Toelichting bij COM(2011)42 - Studie in verband met artikel 45, lid 2, van het statuut

Dit is een beperkte versie

U kijkt naar een beperkte versie van dit dossier in de EU Monitor.

52011DC0042

/* COM/2011/0042 def. */ VERSLAG VAN DE COMMISSIE AAN DE RAAD Studie in verband met artikel 45, lid 2, van het statuut


[afbeelding - zie origineel document] EUROPESE COMMISSIE

2.

Brussel, 1.2.2011


COM(2011) 42 definitief

VERSLAG VAN DE COMMISSIE AAN DE RAAD

Studie in verband met artikel 45, lid 2, van het statuut

VERSLAG VAN DE COMMISSIE AAN DE RAAD

Studie in verband met artikel 45, lid 2, van het statuut

1.

Inleiding



Op 16 juli 2009 heeft de Raad de Commissie verzocht een studie te maken van de wijze waarop de instellingen de gemeenschappelijke regeling houdende uitvoeringsbepalingen van artikel 45, lid 2, van het statuut toepassen.

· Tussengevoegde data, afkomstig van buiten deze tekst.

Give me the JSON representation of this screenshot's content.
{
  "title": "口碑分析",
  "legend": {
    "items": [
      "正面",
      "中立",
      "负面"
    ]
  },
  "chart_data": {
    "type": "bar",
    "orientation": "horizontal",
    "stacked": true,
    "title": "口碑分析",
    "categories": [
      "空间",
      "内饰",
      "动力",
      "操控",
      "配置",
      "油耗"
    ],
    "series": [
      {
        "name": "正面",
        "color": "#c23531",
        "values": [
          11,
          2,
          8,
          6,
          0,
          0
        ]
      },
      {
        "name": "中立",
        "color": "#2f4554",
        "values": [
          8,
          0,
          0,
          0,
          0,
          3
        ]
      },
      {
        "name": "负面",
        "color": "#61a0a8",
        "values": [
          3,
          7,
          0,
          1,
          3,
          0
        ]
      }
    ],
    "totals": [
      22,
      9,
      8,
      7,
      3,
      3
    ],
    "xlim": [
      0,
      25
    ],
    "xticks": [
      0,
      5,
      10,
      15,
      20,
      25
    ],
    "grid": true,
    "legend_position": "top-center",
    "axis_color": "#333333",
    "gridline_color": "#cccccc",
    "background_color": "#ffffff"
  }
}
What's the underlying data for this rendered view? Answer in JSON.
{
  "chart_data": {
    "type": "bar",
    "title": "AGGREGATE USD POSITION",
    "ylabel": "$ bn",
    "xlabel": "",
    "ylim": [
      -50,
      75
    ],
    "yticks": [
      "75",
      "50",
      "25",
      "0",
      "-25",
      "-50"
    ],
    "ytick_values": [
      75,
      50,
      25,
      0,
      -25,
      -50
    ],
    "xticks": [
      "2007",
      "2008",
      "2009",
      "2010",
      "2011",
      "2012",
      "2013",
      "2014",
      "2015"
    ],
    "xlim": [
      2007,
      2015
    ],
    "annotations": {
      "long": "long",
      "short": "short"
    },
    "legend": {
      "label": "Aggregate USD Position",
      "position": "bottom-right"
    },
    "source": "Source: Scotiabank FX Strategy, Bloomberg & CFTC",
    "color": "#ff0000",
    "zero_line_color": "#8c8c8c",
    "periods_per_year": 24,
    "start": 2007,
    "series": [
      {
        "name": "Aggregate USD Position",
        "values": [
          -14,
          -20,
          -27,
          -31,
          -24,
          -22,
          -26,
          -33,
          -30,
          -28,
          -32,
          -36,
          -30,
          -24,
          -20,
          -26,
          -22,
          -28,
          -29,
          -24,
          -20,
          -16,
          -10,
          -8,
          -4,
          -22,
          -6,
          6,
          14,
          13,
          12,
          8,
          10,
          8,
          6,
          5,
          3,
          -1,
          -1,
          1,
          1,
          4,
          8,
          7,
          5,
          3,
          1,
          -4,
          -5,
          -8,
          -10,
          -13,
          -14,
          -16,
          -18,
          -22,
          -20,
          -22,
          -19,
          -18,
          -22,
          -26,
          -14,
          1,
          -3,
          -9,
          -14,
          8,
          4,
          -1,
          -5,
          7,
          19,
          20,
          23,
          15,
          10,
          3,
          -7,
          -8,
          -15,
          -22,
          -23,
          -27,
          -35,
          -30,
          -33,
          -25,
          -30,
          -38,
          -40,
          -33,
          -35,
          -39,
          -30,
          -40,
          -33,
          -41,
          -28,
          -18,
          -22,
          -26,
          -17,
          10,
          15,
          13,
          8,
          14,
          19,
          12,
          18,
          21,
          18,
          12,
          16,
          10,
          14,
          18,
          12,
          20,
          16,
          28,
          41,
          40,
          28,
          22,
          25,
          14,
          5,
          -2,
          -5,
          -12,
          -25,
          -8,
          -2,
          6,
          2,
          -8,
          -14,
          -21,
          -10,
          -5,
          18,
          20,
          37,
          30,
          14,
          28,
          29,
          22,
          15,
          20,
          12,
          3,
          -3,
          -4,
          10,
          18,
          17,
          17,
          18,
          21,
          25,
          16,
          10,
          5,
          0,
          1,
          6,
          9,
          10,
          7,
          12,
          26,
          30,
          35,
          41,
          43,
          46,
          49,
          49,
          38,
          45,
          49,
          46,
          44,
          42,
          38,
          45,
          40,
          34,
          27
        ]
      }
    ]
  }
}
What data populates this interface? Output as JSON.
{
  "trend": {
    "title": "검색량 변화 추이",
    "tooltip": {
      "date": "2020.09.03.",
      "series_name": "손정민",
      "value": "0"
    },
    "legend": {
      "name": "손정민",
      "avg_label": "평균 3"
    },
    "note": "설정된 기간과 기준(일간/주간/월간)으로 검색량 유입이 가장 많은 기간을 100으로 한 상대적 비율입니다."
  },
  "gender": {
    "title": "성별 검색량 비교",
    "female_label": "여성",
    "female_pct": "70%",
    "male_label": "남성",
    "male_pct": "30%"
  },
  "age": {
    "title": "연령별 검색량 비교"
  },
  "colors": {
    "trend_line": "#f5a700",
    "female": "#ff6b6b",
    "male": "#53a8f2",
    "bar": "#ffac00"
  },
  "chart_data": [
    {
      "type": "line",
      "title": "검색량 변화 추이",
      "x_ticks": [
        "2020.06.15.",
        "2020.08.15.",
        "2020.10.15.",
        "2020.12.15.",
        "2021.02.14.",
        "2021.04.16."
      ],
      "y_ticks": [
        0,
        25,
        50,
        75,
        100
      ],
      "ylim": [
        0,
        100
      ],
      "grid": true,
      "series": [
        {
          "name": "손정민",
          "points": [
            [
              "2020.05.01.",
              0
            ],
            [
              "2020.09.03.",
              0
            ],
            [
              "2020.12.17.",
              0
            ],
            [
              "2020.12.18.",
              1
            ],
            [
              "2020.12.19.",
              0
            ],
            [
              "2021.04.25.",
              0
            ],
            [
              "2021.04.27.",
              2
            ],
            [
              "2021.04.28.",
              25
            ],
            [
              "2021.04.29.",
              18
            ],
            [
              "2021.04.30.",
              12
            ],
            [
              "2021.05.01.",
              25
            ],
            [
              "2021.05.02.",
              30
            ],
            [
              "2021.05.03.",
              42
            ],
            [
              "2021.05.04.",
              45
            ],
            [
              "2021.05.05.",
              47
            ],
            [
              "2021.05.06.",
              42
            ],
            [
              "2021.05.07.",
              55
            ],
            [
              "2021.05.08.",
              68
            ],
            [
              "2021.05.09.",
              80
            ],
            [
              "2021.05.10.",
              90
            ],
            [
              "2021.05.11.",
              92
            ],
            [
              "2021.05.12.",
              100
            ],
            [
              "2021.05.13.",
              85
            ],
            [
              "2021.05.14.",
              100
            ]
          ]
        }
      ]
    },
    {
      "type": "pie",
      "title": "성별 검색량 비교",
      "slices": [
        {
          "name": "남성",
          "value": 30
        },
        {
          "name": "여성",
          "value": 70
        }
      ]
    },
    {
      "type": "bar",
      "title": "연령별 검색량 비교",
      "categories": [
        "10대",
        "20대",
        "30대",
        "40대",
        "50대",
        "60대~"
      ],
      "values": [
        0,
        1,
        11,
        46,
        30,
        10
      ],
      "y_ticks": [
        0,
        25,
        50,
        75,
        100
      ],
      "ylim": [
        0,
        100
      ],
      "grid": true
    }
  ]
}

Bij de hervorming van het statuut heeft de Raad besloten dat in de toekomst iedere ambtenaar in een derde taal moet kunnen werken. Daartoe is in artikel 45, lid 2, van het statuut de eerste promotie na aanwerving rechtstreeks gekoppeld aan de verplichting om aan te tonen dat men in een derde taal kan werken.

De instellingen hebben voor dit lid gemeenschappelijke uitvoeringsbepalingen vastgesteld. Deze bepalingen zijn van toepassing op de ambtenaren waarvan de eerste promotie ingaat na 30 april 2006 i en voorzien in de mogelijkheid voor ambtenaren om een opleiding in een derde taal te volgen. Voor alle promoties die ingaan vóór 31 december 2008 stemt het vereiste niveau overeen met niveau 4 van de interinstitutionele taalcursussen (gelijkwaardig met niveau A2 van het gemeenschappelijke referentiekader van de Raad van Europa). Voor de promoties die ingaan vanaf 1 januari 2009 wordt niveau 6 vereist (gelijkwaardig met niveau B2 van het gemeenschappelijke referentiekader van de Raad van Europa).

In deze studie komen de acht vragen in het verzoek van de Raad aan bod.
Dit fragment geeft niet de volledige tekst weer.